CURRENT PROJECTS:

• Solid hydrogen powder injection into the tokamak plasmas
• 2 MHz ultrasonic fountain atomizer producing finely dispersed aluminum powder
• Inductively coupled plasma source for silicon processing
• Development of 13.5 nm light source for nanolithography using plasma technologies (Power point presentation)

Solid hydrogen powder injection INTO tokamak PLASMAS

The work is a part of the program “Dust in high temperature plasmas” supported by Russian Ministry of Atomic Energy, contract #6.05.19.19.04.858, August, 20, 2004.

2 MHz ultrasonic fountain atomizer producing finely dispersed aluminum powder

Finely dispersed aluminum powder (spherical, particle size 1-3 microns) is used as a pigment filling for polymeric composite materials, as a part of corrosion preventing and lithographic paints and as a base of various explosives, pyrotechnic, lightning and welding compounds.

Finely dispersed powders with a large surface of the particles produce the paints with a better adhesion and protective properties. The oxidation processes of such a powder are much faster. At present the powder with a wide particle size distribution is produced and then selected to obtain finely dispersed fraction. The project assumes direct production of finely dispersed aluminum powder in an ultrasonic fountain.

Well known technique of liquid atomization in ultrasonic fountain has been improved and applied to high temperature liquids and melts at 600°-700°C. A conical stainless steel ultrasonic concentrator (pos. 6 in the figure below) separates water cooled piezoelectric elements (pos. 20) from the atomized liquid.
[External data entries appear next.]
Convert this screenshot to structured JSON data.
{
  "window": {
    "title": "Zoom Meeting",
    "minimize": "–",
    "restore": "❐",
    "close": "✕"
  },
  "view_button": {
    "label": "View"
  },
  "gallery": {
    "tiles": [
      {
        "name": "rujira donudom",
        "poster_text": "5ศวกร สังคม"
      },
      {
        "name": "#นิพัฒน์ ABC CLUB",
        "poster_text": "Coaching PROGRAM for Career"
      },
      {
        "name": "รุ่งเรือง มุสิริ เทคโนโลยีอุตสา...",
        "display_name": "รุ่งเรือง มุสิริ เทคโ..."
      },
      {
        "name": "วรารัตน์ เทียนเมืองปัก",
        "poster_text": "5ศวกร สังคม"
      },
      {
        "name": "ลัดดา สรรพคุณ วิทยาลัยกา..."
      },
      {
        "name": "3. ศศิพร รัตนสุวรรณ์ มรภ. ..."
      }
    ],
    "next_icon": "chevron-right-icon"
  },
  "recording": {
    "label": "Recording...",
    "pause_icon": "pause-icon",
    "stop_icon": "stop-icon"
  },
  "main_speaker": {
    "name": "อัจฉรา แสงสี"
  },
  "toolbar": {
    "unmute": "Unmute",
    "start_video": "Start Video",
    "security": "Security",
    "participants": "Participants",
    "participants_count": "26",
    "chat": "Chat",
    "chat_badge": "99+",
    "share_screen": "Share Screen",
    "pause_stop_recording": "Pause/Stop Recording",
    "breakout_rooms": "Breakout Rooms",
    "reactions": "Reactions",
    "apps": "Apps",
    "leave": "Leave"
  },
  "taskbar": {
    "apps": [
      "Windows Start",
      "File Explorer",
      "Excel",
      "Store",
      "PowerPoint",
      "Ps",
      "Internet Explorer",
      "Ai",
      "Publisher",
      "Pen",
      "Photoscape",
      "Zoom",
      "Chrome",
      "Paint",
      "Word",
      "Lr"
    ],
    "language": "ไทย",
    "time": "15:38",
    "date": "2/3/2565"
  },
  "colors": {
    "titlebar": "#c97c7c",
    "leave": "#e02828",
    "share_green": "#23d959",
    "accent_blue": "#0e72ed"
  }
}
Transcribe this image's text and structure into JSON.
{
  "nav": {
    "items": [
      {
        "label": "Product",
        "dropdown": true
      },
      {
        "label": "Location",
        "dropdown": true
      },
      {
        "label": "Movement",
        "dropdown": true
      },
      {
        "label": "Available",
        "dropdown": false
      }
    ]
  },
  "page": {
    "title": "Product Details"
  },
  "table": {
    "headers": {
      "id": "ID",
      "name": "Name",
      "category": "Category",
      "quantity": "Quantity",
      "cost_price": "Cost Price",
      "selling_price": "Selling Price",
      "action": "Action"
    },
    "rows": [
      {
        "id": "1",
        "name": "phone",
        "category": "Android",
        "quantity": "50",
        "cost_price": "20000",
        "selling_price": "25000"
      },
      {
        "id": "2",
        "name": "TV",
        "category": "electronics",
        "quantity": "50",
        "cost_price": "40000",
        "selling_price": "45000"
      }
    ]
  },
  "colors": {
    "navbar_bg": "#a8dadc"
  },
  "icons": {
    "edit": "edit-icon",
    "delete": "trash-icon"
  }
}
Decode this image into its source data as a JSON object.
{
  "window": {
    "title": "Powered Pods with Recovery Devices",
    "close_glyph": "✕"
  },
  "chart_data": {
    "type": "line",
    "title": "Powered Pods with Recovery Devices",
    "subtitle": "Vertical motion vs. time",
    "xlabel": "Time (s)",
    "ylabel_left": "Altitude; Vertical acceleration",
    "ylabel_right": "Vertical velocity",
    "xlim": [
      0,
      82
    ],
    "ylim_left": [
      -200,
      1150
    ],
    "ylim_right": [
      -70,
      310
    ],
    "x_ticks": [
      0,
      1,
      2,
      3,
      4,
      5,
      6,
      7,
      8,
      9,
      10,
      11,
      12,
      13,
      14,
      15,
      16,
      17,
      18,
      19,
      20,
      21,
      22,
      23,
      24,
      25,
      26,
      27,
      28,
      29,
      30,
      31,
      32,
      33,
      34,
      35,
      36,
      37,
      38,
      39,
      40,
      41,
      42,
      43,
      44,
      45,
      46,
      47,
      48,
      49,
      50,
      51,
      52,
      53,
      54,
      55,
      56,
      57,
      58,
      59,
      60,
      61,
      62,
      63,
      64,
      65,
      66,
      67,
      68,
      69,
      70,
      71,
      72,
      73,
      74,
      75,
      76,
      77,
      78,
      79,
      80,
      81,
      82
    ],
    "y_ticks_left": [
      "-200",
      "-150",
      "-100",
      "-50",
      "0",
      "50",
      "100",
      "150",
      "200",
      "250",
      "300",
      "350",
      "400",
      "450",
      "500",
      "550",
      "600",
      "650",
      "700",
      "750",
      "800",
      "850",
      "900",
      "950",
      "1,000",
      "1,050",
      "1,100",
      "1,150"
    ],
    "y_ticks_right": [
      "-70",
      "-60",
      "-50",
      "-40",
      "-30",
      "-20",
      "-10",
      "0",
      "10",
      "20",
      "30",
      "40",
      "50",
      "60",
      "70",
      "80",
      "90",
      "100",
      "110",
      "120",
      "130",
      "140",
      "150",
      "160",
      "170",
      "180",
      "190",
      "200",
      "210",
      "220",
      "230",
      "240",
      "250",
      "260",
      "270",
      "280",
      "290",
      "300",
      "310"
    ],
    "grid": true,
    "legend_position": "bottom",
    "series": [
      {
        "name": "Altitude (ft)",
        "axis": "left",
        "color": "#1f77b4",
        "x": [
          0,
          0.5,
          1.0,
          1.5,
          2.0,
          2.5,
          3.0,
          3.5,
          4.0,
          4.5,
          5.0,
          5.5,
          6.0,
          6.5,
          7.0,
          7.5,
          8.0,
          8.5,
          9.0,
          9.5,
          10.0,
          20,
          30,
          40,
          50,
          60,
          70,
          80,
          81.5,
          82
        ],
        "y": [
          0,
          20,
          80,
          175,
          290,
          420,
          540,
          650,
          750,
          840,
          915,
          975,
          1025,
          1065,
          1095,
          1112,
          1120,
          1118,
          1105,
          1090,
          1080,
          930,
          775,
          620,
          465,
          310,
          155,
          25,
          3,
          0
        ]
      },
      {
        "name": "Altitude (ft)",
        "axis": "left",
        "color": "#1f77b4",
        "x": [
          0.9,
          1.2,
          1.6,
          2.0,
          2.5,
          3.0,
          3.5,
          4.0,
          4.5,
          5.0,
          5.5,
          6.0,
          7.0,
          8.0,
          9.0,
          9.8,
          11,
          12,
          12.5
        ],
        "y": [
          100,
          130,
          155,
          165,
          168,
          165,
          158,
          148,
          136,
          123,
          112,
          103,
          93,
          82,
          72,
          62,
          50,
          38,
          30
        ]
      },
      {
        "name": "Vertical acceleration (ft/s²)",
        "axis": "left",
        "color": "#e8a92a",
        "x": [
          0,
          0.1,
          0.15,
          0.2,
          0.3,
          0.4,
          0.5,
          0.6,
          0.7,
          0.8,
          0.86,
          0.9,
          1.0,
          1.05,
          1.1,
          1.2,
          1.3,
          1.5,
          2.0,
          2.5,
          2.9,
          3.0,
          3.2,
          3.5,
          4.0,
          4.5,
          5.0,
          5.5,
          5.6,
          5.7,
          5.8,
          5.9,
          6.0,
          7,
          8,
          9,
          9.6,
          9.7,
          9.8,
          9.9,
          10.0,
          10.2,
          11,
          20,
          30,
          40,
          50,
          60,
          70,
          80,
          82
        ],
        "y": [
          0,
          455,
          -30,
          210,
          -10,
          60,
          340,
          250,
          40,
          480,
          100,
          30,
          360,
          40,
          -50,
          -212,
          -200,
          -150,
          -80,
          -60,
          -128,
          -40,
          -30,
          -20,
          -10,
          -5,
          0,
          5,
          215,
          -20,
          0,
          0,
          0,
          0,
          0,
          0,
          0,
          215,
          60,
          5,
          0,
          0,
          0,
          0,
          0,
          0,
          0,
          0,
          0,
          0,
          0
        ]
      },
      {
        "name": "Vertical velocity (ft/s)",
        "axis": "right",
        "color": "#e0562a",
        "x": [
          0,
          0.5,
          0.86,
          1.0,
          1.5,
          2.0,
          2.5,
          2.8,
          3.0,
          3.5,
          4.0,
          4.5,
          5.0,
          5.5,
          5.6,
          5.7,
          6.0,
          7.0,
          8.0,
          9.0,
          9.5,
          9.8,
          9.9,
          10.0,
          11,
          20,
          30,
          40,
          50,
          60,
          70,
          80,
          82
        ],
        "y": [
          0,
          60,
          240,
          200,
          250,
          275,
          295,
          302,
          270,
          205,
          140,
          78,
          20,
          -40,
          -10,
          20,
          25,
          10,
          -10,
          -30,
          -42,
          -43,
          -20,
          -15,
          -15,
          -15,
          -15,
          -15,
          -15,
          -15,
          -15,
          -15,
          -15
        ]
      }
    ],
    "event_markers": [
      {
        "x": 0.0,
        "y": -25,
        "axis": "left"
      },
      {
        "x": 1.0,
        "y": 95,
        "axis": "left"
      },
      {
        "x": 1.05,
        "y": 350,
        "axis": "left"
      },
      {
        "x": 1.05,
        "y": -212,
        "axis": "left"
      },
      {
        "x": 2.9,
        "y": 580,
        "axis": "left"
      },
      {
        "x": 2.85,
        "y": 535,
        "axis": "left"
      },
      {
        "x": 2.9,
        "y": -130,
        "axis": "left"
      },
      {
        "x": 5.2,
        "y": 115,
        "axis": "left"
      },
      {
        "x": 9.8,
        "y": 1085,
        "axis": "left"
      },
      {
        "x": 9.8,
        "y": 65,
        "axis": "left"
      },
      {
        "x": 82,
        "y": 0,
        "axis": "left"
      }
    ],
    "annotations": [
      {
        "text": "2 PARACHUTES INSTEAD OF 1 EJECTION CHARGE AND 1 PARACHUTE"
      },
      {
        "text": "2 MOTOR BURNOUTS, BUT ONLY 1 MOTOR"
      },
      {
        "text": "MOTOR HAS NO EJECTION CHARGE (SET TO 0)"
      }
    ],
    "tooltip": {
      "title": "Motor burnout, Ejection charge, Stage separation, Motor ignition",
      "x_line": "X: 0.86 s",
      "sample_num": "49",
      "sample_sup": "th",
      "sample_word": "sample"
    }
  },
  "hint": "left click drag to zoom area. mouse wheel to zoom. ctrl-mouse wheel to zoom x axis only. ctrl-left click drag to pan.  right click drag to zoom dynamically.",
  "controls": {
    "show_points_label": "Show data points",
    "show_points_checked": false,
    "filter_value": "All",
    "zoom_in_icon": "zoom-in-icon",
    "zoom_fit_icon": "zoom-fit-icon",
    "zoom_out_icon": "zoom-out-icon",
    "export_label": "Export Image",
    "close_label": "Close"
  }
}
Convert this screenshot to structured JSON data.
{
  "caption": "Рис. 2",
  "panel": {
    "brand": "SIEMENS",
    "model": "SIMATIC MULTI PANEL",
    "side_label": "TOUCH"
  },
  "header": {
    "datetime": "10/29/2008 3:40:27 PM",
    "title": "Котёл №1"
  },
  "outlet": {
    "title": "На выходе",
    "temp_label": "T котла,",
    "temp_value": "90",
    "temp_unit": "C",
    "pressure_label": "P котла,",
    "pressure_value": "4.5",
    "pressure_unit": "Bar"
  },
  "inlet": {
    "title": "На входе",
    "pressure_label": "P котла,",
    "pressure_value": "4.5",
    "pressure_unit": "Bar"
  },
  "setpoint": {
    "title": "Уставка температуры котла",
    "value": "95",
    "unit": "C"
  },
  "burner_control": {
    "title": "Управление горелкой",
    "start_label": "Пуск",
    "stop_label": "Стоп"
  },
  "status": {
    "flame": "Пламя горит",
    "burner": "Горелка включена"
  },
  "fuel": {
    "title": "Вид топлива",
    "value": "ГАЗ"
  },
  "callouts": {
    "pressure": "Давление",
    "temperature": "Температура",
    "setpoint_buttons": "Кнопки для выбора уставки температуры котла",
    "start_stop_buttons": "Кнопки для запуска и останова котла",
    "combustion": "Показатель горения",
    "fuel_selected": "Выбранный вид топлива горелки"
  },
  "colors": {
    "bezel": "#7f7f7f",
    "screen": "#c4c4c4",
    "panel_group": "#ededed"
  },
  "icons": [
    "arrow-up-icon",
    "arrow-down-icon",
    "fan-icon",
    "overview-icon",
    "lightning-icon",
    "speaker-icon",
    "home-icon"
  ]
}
The device was successfully tested and provided 1 – 3 cm³ of NaOH powder per minute at the power consumption of 400 W and melt temperature of 600-650°C.

The technique is currently being extended for Aluminum powder production at700-800°C (Al melting point - 660°C)

INDUCTIVELY COUPLED PLASMA SOURCE            

The source includes the following parts:

• RF generator, working frequency 13.56 MHz, maximal output power of 1000 W (Generator 1).

• RF generator, working frequency 13.56 MHz, with pulse-amplitude modulation (PAM) of the output power with maximal output power of 500 W (Generator 2).

• L-type matching box with two tunable capacitors.

• Plasma chamber made of cylindrical quartz tube supported by stainless steel flanges.

• Helical inductive coil installed on the plasma chamber.

• The processing chamber (300 mm inner diameter, 80 mm height) with special flanges designed for insertion a Langmuir probe to measure plasma parameters distribution within the plasma volume.

• Retarding field energy analyzer for measuring ion energy distribution functions on the substrate plane.

• Vacuum pumps and evacuating pipes providing the above said working and base pressures.

• Appropriate Langmuir probe set with data acquisition system.

The test device will be tested to determine the following:

• Possibility of ignition of inductively coupled plasma at various conditions (gas pressures, gas compositions, input power levels, coil geometry).

• Radial distributions of plasma density and temperature (estimated from Langmuir probe measurements’ data) measured at two plasma cross-sections (one in the upper part of the processing chamber, 0-2 cm from the plasma chamber and another in the lower part of the processing chamber, 1-2 cm from the bottom) at various conditions (see above).

• Ions energy distribution functions on substrate plane (80 mm apart of the plasma chamber cross-section) preferably measured at several points along the substrate plane radius.

The main goal of the experiments is to find appropriate operating conditions (coil configuration, RF matching conditions, gas pressure, RF power input, gas flow etc) allowing to achieve dense (density > 10¹¹cm^-3) and uniform (uniformity < ±10%) plasma within a wide area (Æ > 10 cm).

The supplementary goal of the experiments is to investigate an effect of pulsing plasma ignition on the averaged plasma parameters.